Whatever you call it, “Get Out” is now going to have to contend with the larger prejudice that says that a movie that’s this much of a gripping, suck-in-your-breath experience of dread and violence and kinky sinister racist mind games is too much of a pop sensation to qualify as the kind of “serious movie” the Academy Awards traditionally nominate. In that sense, it will have to battle the same kind of middlebrow art-vs.-mainstream pop thinking that “The Dark Knight” did (and that movie, in the end, failed to vault over the anti-pop prejudices of voters). It’s a grand irony indeed that Hollywood has a long and fabled track record of honoring message movies about race. “Get Out” fits right in with those films, or should, except that it’s more scandalously honest in its perceptions, made from inside the experience it’s about. It’s a racial funhouse mirror that turns the liberal message of “tolerance” on its head.
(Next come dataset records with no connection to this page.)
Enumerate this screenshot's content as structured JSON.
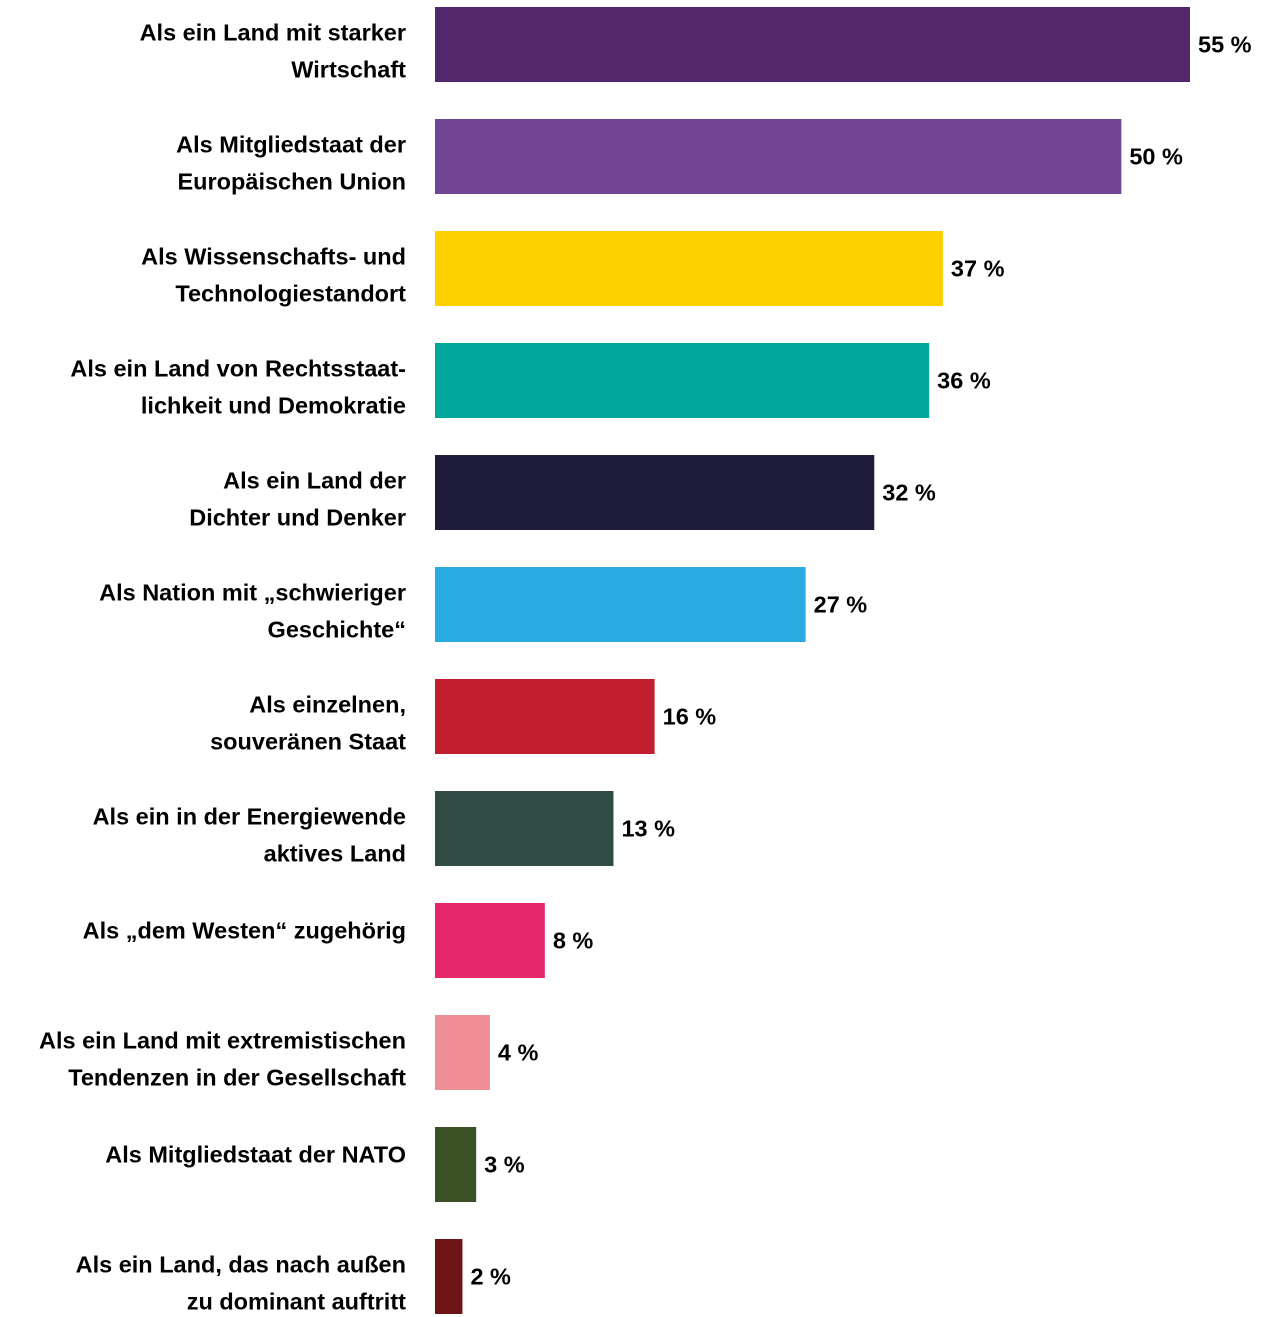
{
  "chart_data": {
    "type": "barh",
    "categories": [
      [
        "Als ein Land mit starker",
        "Wirtschaft"
      ],
      [
        "Als Mitgliedstaat der",
        "Europäischen Union"
      ],
      [
        "Als Wissenschafts- und",
        "Technologiestandort"
      ],
      [
        "Als ein Land von Rechtsstaat-",
        "lichkeit und Demokratie"
      ],
      [
        "Als ein Land der",
        "Dichter und Denker"
      ],
      [
        "Als Nation mit „schwieriger",
        "Geschichte“"
      ],
      [
        "Als einzelnen,",
        "souveränen Staat"
      ],
      [
        "Als ein in der Energiewende",
        "aktives Land"
      ],
      [
        "Als „dem Westen“ zugehörig"
      ],
      [
        "Als ein Land mit extremistischen",
        "Tendenzen in der Gesellschaft"
      ],
      [
        "Als Mitgliedstaat der NATO"
      ],
      [
        "Als ein Land, das nach außen",
        "zu dominant auftritt"
      ]
    ],
    "values": [
      55,
      50,
      37,
      36,
      32,
      27,
      16,
      13,
      8,
      4,
      3,
      2
    ],
    "value_labels": [
      "55 %",
      "50 %",
      "37 %",
      "36 %",
      "32 %",
      "27 %",
      "16 %",
      "13 %",
      "8 %",
      "4 %",
      "3 %",
      "2 %"
    ],
    "colors": [
      "#52266b",
      "#724694",
      "#fdd000",
      "#00a69a",
      "#1f1c3b",
      "#29abe2",
      "#c01e2f",
      "#314b45",
      "#e5266a",
      "#f08e96",
      "#3a4f24",
      "#6d1416"
    ]
  }
}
One reason why “Get Out” may have been mislabeled as a comedy is that horror today often works the same way comedy does, as a kind of heartless transaction with the audience, one that places us on the other side of a divide from the people on screen.

Drama, on the other hand, invites the flow of empathy. To experience “Get Out” not as a buy-your-ticket-and-have-your-jolts genre film, but as a bona fide drama, is to say that what Daniel Kaluuya’s photographer is going through isn’t just a “ride” but a combustible projection of the psychology of black and white interactions at a time that’s too thick with well-meaning piety to allow those dynamics to be talked about in the public square. In the era of Black Lives Matter, “Get Out” offers a crucial nightmare vision of what’s really going on, under the surface, when black lives don’t matter. The movie could use some year-end love from critics’ groups to find its proper place at the awards banquet. But if that happens, what the critics will be doing isn’t just their usual honoring of a work of art. They’ll be opening a great many minds to what a work of art is that doesn’t necessarily (at least to everybody) look like one.